The last time technology disrupted food in exchange for a fat slice of profit was right after World War II, in the spuriously named Green Revolution. Farming was modernized when technologies used to kill people found peacetime purpose in agriculture courtesy of agritech companies like Du Pont and Monsanto.
Farmers were encouraged to treat their land like factories—to grow monocrops propped up with expensive fertilizers (made from the technology to create explosives) and pesticides (which had been nerve gas). The tenets of farming became old-fashioned overnight. There was no need for crop and species diversity, livestock as fertilizer, rotation and spacing of crops. Farming was innovated. The Ghost Farm had arrived.
Farmers thought their vastly increased yields would be a boon to the bottom line. At least that's what the big companies selling all the new-fangled inputs said. More corn! More money! Much like Grubhub promises—more customers! More money!
But when you trade your profit for a bump in sales, you lose your freedom. You get hooked. Soon, you can't afford to make better choices.

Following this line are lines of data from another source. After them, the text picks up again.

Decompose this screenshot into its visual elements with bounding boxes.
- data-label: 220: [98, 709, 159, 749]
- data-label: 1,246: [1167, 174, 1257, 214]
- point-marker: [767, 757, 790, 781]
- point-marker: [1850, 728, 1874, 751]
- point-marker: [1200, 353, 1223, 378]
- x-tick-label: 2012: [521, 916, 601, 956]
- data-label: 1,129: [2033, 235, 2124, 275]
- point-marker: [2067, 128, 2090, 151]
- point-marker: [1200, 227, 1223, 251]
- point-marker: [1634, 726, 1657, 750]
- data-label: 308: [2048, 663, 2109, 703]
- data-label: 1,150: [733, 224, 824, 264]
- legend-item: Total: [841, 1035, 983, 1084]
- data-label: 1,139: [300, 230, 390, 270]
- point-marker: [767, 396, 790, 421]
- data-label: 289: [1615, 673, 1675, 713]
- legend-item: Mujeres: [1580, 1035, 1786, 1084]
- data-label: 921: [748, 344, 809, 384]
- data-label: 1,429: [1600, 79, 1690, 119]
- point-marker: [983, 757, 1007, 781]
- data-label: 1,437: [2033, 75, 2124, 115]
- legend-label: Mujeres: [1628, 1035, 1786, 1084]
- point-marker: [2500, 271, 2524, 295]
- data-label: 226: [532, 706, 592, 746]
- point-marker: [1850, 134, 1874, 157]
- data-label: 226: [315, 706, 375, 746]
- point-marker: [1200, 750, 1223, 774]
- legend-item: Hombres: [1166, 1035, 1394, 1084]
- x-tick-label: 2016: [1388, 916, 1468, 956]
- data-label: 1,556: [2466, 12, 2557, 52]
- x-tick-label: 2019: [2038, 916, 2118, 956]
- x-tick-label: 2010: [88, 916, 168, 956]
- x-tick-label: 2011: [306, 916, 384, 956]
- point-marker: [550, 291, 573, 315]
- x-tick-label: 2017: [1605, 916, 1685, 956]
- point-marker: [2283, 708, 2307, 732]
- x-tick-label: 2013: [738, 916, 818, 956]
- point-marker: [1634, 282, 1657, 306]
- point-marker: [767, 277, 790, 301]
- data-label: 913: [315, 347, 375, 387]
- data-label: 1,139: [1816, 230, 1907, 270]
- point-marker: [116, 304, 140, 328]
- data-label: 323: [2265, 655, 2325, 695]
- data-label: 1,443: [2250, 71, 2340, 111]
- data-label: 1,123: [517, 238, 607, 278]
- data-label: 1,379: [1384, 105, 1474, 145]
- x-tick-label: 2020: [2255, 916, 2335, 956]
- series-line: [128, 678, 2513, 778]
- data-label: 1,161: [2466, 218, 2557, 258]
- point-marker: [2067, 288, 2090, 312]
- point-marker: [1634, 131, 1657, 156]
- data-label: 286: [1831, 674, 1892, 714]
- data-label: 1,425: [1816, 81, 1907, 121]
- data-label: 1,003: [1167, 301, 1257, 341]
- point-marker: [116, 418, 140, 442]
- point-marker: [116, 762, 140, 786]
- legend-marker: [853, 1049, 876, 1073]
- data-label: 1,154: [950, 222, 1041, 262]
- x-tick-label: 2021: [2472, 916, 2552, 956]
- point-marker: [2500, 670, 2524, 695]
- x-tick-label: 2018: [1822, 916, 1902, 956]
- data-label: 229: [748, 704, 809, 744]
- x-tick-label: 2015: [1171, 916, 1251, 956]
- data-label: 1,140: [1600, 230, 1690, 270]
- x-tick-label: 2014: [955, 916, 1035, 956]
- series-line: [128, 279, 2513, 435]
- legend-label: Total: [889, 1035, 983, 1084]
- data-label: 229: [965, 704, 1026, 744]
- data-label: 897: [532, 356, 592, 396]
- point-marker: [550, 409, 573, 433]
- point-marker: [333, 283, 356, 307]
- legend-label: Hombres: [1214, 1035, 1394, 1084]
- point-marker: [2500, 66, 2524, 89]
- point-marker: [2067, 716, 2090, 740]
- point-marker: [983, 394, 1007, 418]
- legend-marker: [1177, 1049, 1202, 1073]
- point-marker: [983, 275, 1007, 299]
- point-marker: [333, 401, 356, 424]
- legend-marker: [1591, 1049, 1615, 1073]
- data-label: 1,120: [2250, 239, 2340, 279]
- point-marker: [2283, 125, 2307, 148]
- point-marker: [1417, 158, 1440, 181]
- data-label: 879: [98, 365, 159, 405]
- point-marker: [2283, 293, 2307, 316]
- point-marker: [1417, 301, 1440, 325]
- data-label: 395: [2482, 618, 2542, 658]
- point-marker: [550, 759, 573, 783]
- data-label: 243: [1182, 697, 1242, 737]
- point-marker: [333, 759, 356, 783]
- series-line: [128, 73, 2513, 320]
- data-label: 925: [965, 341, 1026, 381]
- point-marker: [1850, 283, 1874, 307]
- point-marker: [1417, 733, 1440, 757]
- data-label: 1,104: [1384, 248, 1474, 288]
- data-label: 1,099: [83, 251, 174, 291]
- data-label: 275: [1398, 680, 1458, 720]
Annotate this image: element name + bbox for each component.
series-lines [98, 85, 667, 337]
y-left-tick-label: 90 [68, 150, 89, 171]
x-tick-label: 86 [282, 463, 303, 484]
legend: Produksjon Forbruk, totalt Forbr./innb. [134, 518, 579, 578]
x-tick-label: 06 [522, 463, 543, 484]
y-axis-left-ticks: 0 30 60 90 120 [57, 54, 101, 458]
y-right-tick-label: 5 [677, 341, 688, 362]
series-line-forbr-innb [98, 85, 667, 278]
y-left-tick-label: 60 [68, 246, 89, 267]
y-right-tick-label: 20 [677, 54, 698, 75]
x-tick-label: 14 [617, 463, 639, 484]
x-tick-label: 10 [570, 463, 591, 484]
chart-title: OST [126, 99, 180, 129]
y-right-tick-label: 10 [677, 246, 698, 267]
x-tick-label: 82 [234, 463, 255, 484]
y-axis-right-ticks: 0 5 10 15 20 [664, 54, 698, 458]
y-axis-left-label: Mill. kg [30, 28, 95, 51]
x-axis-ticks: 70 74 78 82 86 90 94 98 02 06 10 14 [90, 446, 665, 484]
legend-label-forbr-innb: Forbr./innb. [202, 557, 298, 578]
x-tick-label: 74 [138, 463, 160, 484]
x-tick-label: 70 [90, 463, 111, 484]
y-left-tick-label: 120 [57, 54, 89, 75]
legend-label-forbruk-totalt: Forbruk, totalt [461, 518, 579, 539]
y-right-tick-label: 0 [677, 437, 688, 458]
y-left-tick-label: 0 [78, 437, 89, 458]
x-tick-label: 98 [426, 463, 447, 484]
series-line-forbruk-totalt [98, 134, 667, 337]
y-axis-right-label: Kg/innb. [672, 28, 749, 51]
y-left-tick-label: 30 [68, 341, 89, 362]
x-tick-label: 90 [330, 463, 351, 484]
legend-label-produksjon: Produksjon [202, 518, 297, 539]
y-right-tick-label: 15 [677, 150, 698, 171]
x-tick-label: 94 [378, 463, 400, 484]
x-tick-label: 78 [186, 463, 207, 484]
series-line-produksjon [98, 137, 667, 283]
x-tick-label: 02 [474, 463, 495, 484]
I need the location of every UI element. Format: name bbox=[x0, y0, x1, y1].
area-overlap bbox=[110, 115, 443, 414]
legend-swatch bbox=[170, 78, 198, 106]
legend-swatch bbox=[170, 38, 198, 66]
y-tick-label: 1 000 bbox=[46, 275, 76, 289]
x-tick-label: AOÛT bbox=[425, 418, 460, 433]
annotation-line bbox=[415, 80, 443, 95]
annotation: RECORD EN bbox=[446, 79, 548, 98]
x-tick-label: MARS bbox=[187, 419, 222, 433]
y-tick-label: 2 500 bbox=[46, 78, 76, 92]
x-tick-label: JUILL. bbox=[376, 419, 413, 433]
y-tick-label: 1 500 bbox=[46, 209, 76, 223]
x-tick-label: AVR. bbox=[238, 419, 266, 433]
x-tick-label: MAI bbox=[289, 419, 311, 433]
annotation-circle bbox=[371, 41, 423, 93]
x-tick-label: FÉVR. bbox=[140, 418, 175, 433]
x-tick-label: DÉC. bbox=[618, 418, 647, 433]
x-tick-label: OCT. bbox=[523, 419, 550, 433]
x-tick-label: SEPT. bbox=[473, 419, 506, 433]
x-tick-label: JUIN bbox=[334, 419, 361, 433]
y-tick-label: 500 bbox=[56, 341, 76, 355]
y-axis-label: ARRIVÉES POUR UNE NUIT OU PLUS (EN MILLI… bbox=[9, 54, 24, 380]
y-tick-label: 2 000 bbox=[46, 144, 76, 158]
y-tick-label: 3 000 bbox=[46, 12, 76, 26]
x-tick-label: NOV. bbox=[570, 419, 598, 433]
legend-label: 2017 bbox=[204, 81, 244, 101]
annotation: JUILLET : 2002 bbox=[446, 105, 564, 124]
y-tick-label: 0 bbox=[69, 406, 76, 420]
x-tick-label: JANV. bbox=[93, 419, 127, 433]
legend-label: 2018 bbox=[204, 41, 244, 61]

Restaurants are in the same vice grip. We're hooked on Grubhub, Postmates, Seamless, Caviar, DoorDash, Fetch—or all of them—because that's where the customers are. Modern diners are in love with convenience, just like our grandparents in the age of "better living through chemicals." Back then, eaters traded the bunch of carrots bought straight from the farmer for the vacuum-wrapped microwavable dinner glittering in the aisles of the new supermarkets.
Today's TV dinner is the online ordering platform, where delectable photos of every cuisine on the planet battle for your attention and promise delivery right to your door. But quality and creativity suffer even as the pictures get prettier, like the beautiful-but-flavorless melons of industrial agriculture.
Our menus are big and our food is good because of our dining rooms. Our layered staff exists because we've had them fill and empty reliably, like lungs. As takeout replaces in-house dining, we'll have to cut staff and simplify menus. The changes forced upon us during COVID-19 will become permanent. We won't be able to afford as many ingredients or make as many things. Like the dusty wasteland of industrial agriculture, we'll be featureless and flat. Or, we'll be bought by conglomerates—chains that run us like machines. Talented people who care about food will leave.
Absent change, the restaurant of the future becomes an app. Any physical presence will be as the fake-humble front of uber-rich technology companies. An independent restaurant will be as pointless and antiquated as a roadside fruit stand. You may feel a pang of remorse as you speed by, but you aren't stopping.
The industrial farmer became a wraithe, a pass-through for corporations. He was stripped of his topsoil, his pigs and chickens and customers; his farm's diversity and autonomy.
I've thought about that lone farmer from "expo," the place in a restaurant where dishes come together in a riot of colors and smells before we send them to your table. It's where the food goes from being ours to yours. You couldn't see what went into the meal, a journey that might have begun at my farm, where lettuce grows from a seed smaller than salt.
We couldn't see all the life that happened to you before you walked in the door. But the meal was our mother tongue.